Les multiples propositions pour faire évoluer la pédagogie, l’enseignement, en lien avec le déploiement du numérique, ne sont pas sans rappeler l’engouement du début du XXè siècle pour les pédagogies actives (Adolphe Ferrière, 1920). D’ailleurs l’intérêt renouvelé pour Maria Montessori (et autres acteurs du mouvement des pédagogies dites nouvelles) le confirme, même si le numérique n’y a rien à voir. Pédagogies de l’activité, inversion pédagogique, collaboration, hybridation etc.… chacun cherche à mettre les élèves en activité de manière à les motiver davantage pour apprendre. Car s’il y a bien un thème qui revient systématiquement quand on écoute les enseignants qu’on appelle innovants parler de ce qu’ils font, c’est celui de la motivation.
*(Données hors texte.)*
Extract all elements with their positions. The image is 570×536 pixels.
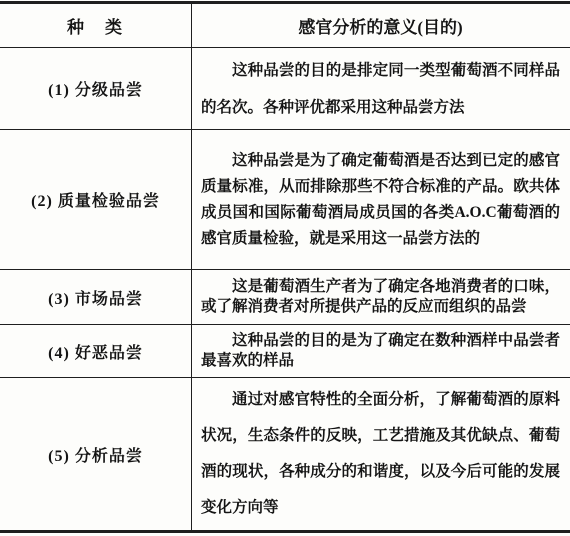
desc-text: 这是葡萄酒生产者为了确定各地消费者的口味，或了解消费者对所提供产品的反应而组织的…: [201, 277, 560, 318]
header-type-label: 种 类: [67, 13, 124, 38]
type-label: (1) 分级品尝: [48, 77, 143, 100]
desc-text: 这种品尝的目的是为了确定在数种酒样中品尝者最喜欢的样品: [201, 331, 560, 372]
type-label: (3) 市场品尝: [48, 286, 143, 309]
desc-text: 这种品尝是为了确定葡萄酒是否达到已定的感官质量标准，从而排除那些不符合标准的产品…: [201, 148, 560, 252]
type-cell: (3) 市场品尝: [0, 270, 192, 324]
table-row: (3) 市场品尝 这是葡萄酒生产者为了确定各地消费者的口味，或了解消费者对所提供…: [0, 270, 570, 325]
type-cell: (2) 质量检验品尝: [0, 130, 192, 269]
table-row: (1) 分级品尝 这种品尝的目的是排定同一类型葡萄酒不同样品的名次。各种评优都采…: [0, 48, 570, 130]
desc-cell: 这是葡萄酒生产者为了确定各地消费者的口味，或了解消费者对所提供产品的反应而组织的…: [192, 270, 570, 324]
header-cell-type: 种 类: [0, 4, 192, 47]
type-cell: (5) 分析品尝: [0, 378, 192, 530]
table-row: (5) 分析品尝 通过对感官特性的全面分析，了解葡萄酒的原料状况，生态条件的反映…: [0, 378, 570, 530]
desc-cell: 这种品尝的目的是排定同一类型葡萄酒不同样品的名次。各种评优都采用这种品尝方法: [192, 48, 570, 129]
type-cell: (1) 分级品尝: [0, 48, 192, 129]
desc-text: 通过对感官特性的全面分析，了解葡萄酒的原料状况，生态条件的反映，工艺措施及其优缺…: [201, 382, 560, 526]
table-row: (2) 质量检验品尝 这种品尝是为了确定葡萄酒是否达到已定的感官质量标准，从而排…: [0, 130, 570, 270]
desc-cell: 通过对感官特性的全面分析，了解葡萄酒的原料状况，生态条件的反映，工艺措施及其优缺…: [192, 378, 570, 530]
desc-text: 这种品尝的目的是排定同一类型葡萄酒不同样品的名次。各种评优都采用这种品尝方法: [201, 52, 560, 126]
table-row: (4) 好恶品尝 这种品尝的目的是为了确定在数种酒样中品尝者最喜欢的样品: [0, 325, 570, 378]
header-cell-meaning: 感官分析的意义(目的): [192, 4, 570, 47]
type-label: (4) 好恶品尝: [48, 340, 143, 363]
desc-cell: 这种品尝的目的是为了确定在数种酒样中品尝者最喜欢的样品: [192, 325, 570, 377]
scanned-document-page: 种 类 感官分析的意义(目的) (1) 分级品尝 这种品尝的目的是排定同一类型葡…: [0, 0, 570, 536]
desc-cell: 这种品尝是为了确定葡萄酒是否达到已定的感官质量标准，从而排除那些不符合标准的产品…: [192, 130, 570, 269]
type-label: (5) 分析品尝: [48, 443, 143, 466]
table-header-row: 种 类 感官分析的意义(目的): [0, 4, 570, 48]
type-cell: (4) 好恶品尝: [0, 325, 192, 377]
type-label: (2) 质量检验品尝: [31, 188, 160, 211]
tasting-types-table: 种 类 感官分析的意义(目的) (1) 分级品尝 这种品尝的目的是排定同一类型葡…: [0, 1, 570, 533]
header-meaning-label: 感官分析的意义(目的): [298, 13, 462, 38]
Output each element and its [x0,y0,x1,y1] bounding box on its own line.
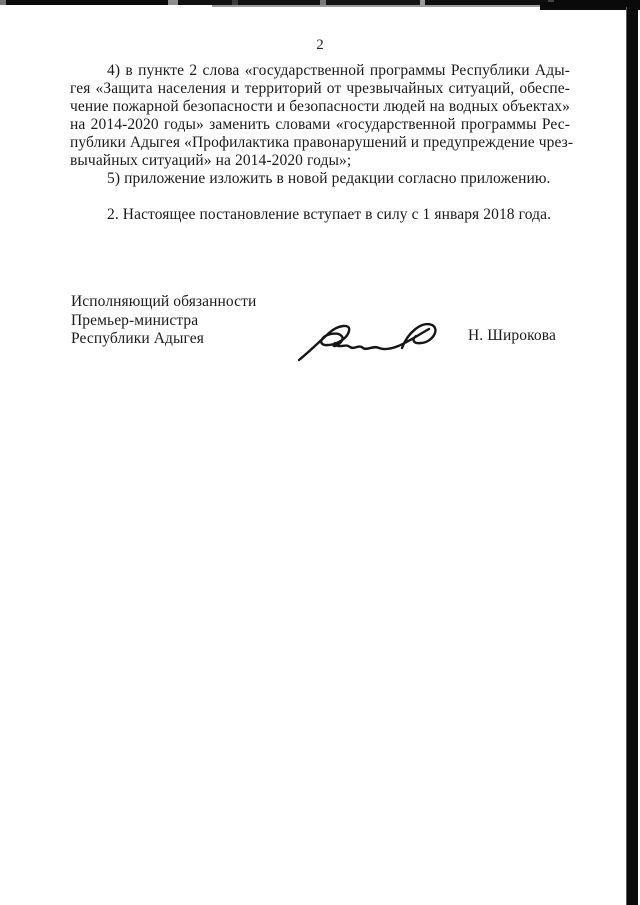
document-text-line: чение пожарной безопасности и безопаснос… [70,98,570,116]
page-number: 2 [70,37,570,54]
scan-artifact-top-bar-gray [212,5,542,7]
document-text-line: на 2014-2020 годы» заменить словами «гос… [70,116,570,134]
blank-line [70,188,570,206]
signatory-title-line: Республики Адыгея [71,330,256,349]
document-text-line: гея «Защита населения и территорий от чр… [70,80,570,98]
document-paragraph-effective-date: 2. Настоящее постановление вступает в си… [70,206,570,224]
scan-artifact-right-edge [626,7,638,905]
document-text-line: 4) в пункте 2 слова «государственной про… [70,62,570,80]
handwritten-signature-icon [291,314,459,364]
document-text-line: публики Адыгея «Профилактика правонаруше… [70,134,570,152]
scan-artifact-top-bar [0,0,640,5]
scan-artifact-top-bar-right [540,2,640,10]
document-text-line: 5) приложение изложить в новой редакции … [70,170,570,188]
signatory-title-line: Исполняющий обязанности [71,293,256,312]
signatory-name: Н. Широкова [468,327,556,345]
document-text-line: вычайных ситуаций» на 2014-2020 годы»; [70,152,570,170]
signatory-title-line: Премьер-министра [71,312,256,331]
scanned-document-page: 2 4) в пункте 2 слова «государственной п… [0,0,640,905]
signatory-title-block: Исполняющий обязанности Премьер-министра… [71,293,256,349]
scan-artifact-top-edge [0,0,640,12]
document-body: 4) в пункте 2 слова «государственной про… [70,62,570,224]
Les élèves sont plus motivés en classe ! Du TBI à la classe inversée en passant par l’EAO, on a pu lire et entendre cette analyse de nombreuses fois. Comment analyser ces propos ?
Un temps scolaire élastique ?
Si la routine et les rituels rassurent, ils peuvent aussi devenir ennuyeux. Par le fait, la nouveauté et le changement vont attirer l’attention, éveiller l’intérêt. De plus lorsque cette nouveauté s’inscrit dans un domaine qui dans la société est particulièrement valorisé, comme le sont les technologies, cette attirance semble s’amplifier en particulier auprès des plus jeunes. Au début des années 2000, une jeune fille de classe de 3è déclarait son désintérêt pour ces machines à l’école car il y en avait suffisamment, voire trop, dans son quotidien. Elle signalait ainsi que cet engouement n’est pas aussi certain et durable que cela. Lorsque des élèves reçoivent au collège la tablette tant vantée par l’institution, ils marquent évidemment leur intérêt. Mais rapidement ils posent des questions complémentaires pour tenter de mesurer l’intérêt réel par rapport à leurs attentes souvent idéalisées par l’environnement scolaire. Et parfois aussi ils comparent les possibilités offertes par le matériel scolaire avec le leur et ils en viennent à relativiser l’intérêt et la motivation de l’introduction des tablettes dans leur travail.
L’une des possibilités nouvelles offertes par les moyens numériques et désormais passée dans les mœurs, c’est la continuité temps scolaire/temps hors scolaire permise par les espaces numériques de travail et autres instruments de communication interindividuelle ou de groupe. Dès lors que l’on sort de l’espace-temps physique de la scolarité, le relais est pris par divers moyens qui se transforment en dispositif plus ou moins sophistiqués comme on peut le voir quand on analyse les différentes formes de classes inversées par exemple. Aujourd’hui une application de vie scolaire ou encore le cahier de texte numérique sont accessibles sur smartphone et les alertes se font parfois par SMS. On peut se questionner sur l’effet de ces différents instruments sur l’engagement dans les apprentissages et plus précisément dans les taches scolaires.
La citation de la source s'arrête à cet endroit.